Una vez que estaba servida toda la comida, mi abuelo, en su condición de cabeza de la familia, ocupaba su lugar; pero no se podía servir nada hasta que ella, mi abuela, no se sentara; y es en ese entonces que descubrí la importancia del cuchillo como anticipador de ese momento. El viejo, apelando a su derecho, cataba con la punta del cuchillo pedazos pequeños de cada cosa servida. Era para evitar un envenenamiento masivo.

Aquellas reuniones familiares fueron languideciendo con los años y desaparecieron una vez que ellos ya no estaban; aunque alguna que otra vez mi madre y sus hermanos se reunían; pero no era lo mismo; faltaba aquella magia que ellos le impregnaban. Nosotros, los primos, crecimos y cada uno comenzó a tener sus propias prioridades e intereses; lo que puso fin a aquella idea de planes a futuro; y por último, las urgencias de la vida pasaron factura al acto de sentarnos a la mesa en esas pocas oportunidades. Ahora el asunto era plato en mano; y en mi caso que siempre he sido de buen comer—no era el único en la familia—el acto de hacer una segunda ronda quedó suspendido. Ni siquiera tenía derecho a la raspa.

Eso sí; logré que mi abuela me diera en herencia mi juego de cubiertos. Un juego de cuchara sopera, cuchara de dulce, tenedor y cuchillo que me ha acompañado a lo largo de los años. Y no lo voy a negar es posiblemente el eslabón que me ata al pasado familiar.

Con el paso de los años formé mi familia, lo mismo que mi hermano, y mi madre impuso como norma que los domingos, al menos una vez al mes nos reuniéramos en su casa. Solo que a diferencia de sus antepasados ella distribuía las tareas y lo que cada uno debía aportar,  debía estar en su poder a más tardar el viernes en la noche. Cosas del matriarcado.

Llegado el día su función principal era supervisar; a menos que el sábado hubiera adelantado o el congrí o el potaje de frijoles negros dormidos (que era su especialidad). Y como un sargento emitía órdenes a los que debíamos cocinar; es decir mi hermano y yo; hasta que llegaba el momento de dar el toque mágico al resultado final.

Por cierto, que en esa repartición de tarea tocaba a sus nueras el sublime acto de fregar toda la loza y dejar impecable la cocina. Tarea que estas aceptaban unas veces a gusto y otra entre dientes en dependencia de la cantidad de trastos a fregar.

Mi madre no está ya y aún no soy abuelo, por lo que el papel de cabeza de familia no he podido asumirlo; eso sí he logrado mantener esa costumbre de los domingos sentarnos todos a la mesa.
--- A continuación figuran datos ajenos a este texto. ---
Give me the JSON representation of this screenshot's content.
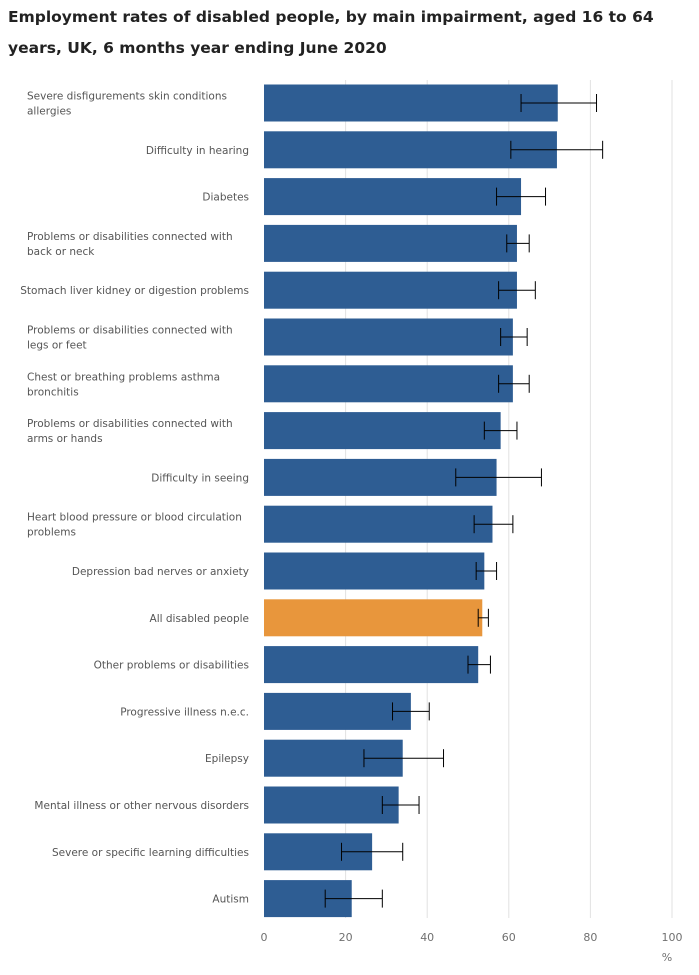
{
  "chart_data": {
    "type": "bar",
    "orientation": "horizontal",
    "title": "Employment rates of disabled people, by main impairment, aged 16 to 64 years, UK, 6 months year ending June 2020",
    "xlabel": "%",
    "ylabel": "",
    "xlim": [
      0,
      100
    ],
    "xticks": [
      "0",
      "20",
      "40",
      "60",
      "80",
      "100"
    ],
    "grid": true,
    "legend": "none",
    "colors": {
      "default_bar": "#2e5d93",
      "highlight_bar": "#e8963c",
      "gridline": "#e2e2e2",
      "error_bar": "#000000"
    },
    "categories": [
      "Severe disfigurements skin conditions allergies",
      "Difficulty in hearing",
      "Diabetes",
      "Problems or disabilities connected with back or neck",
      "Stomach liver kidney or digestion problems",
      "Problems or disabilities connected with legs or feet",
      "Chest or breathing problems asthma bronchitis",
      "Problems or disabilities connected with arms or hands",
      "Difficulty in seeing",
      "Heart blood pressure or blood circulation problems",
      "Depression bad nerves or anxiety",
      "All disabled people",
      "Other problems or disabilities",
      "Progressive illness n.e.c.",
      "Epilepsy",
      "Mental illness or other nervous disorders",
      "Severe or specific learning difficulties",
      "Autism"
    ],
    "category_lines": [
      [
        "Severe disfigurements skin conditions",
        "allergies"
      ],
      [
        "Difficulty in hearing"
      ],
      [
        "Diabetes"
      ],
      [
        "Problems or disabilities connected with",
        "back or neck"
      ],
      [
        "Stomach liver kidney or digestion problems"
      ],
      [
        "Problems or disabilities connected with",
        "legs or feet"
      ],
      [
        "Chest or breathing problems asthma",
        "bronchitis"
      ],
      [
        "Problems or disabilities connected with",
        "arms or hands"
      ],
      [
        "Difficulty in seeing"
      ],
      [
        "Heart blood pressure or blood circulation",
        "problems"
      ],
      [
        "Depression bad nerves or anxiety"
      ],
      [
        "All disabled people"
      ],
      [
        "Other problems or disabilities"
      ],
      [
        "Progressive illness n.e.c."
      ],
      [
        "Epilepsy"
      ],
      [
        "Mental illness or other nervous disorders"
      ],
      [
        "Severe or specific learning difficulties"
      ],
      [
        "Autism"
      ]
    ],
    "values": [
      72.0,
      71.8,
      63.0,
      62.0,
      62.0,
      61.0,
      61.0,
      58.0,
      57.0,
      56.0,
      54.0,
      53.5,
      52.5,
      36.0,
      34.0,
      33.0,
      26.5,
      21.5
    ],
    "error_low": [
      63.0,
      60.5,
      57.0,
      59.5,
      57.5,
      58.0,
      57.5,
      54.0,
      47.0,
      51.5,
      52.0,
      52.5,
      50.0,
      31.5,
      24.5,
      29.0,
      19.0,
      15.0
    ],
    "error_high": [
      81.5,
      83.0,
      69.0,
      65.0,
      66.5,
      64.5,
      65.0,
      62.0,
      68.0,
      61.0,
      57.0,
      55.0,
      55.5,
      40.5,
      44.0,
      38.0,
      34.0,
      29.0
    ],
    "highlight_index": 11
  }
}
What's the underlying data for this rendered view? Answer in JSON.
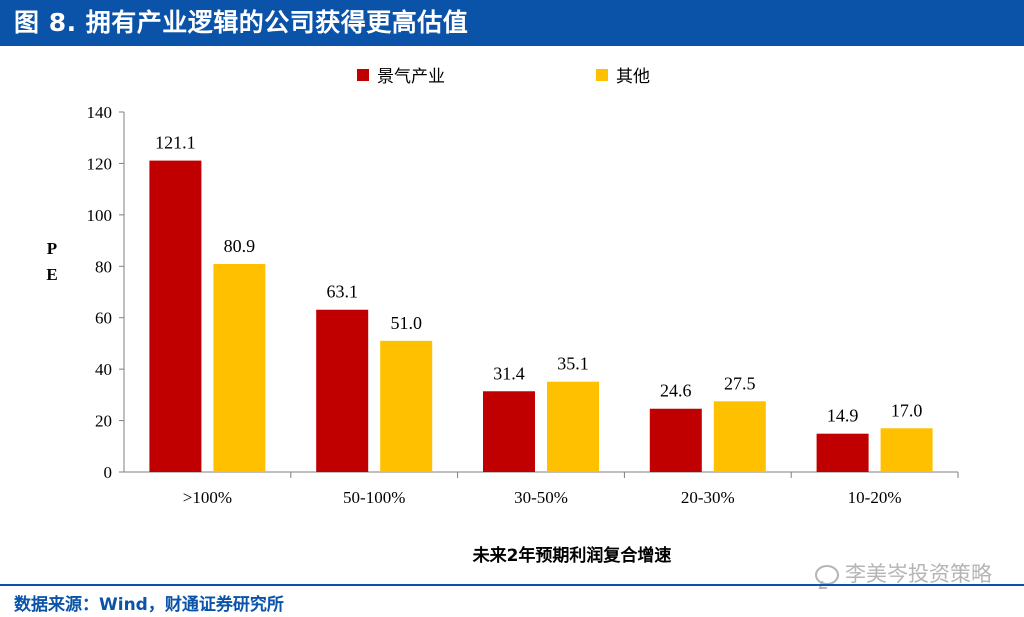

Mi esposa, por su parte le tomó el gusto a esa costumbre de que “las nueras frieguen toda la loza después de comida”. Yo me limito a usar mi cuchillo; ese que mi abuela me regalara y que pretendo dejar en herencia a uno de mis hijos; para probar porciones de alimentos pensando que es mejor con tenedor.

En cuanto a la frase, recuérdela y repítala: “… no me pinches con cuchillo, pínchame con tenedor…”; y si quiere haga la ronda completa. Eso le regresará a los mejores años de su vida. Esos que necesita despertar en estos tiempos.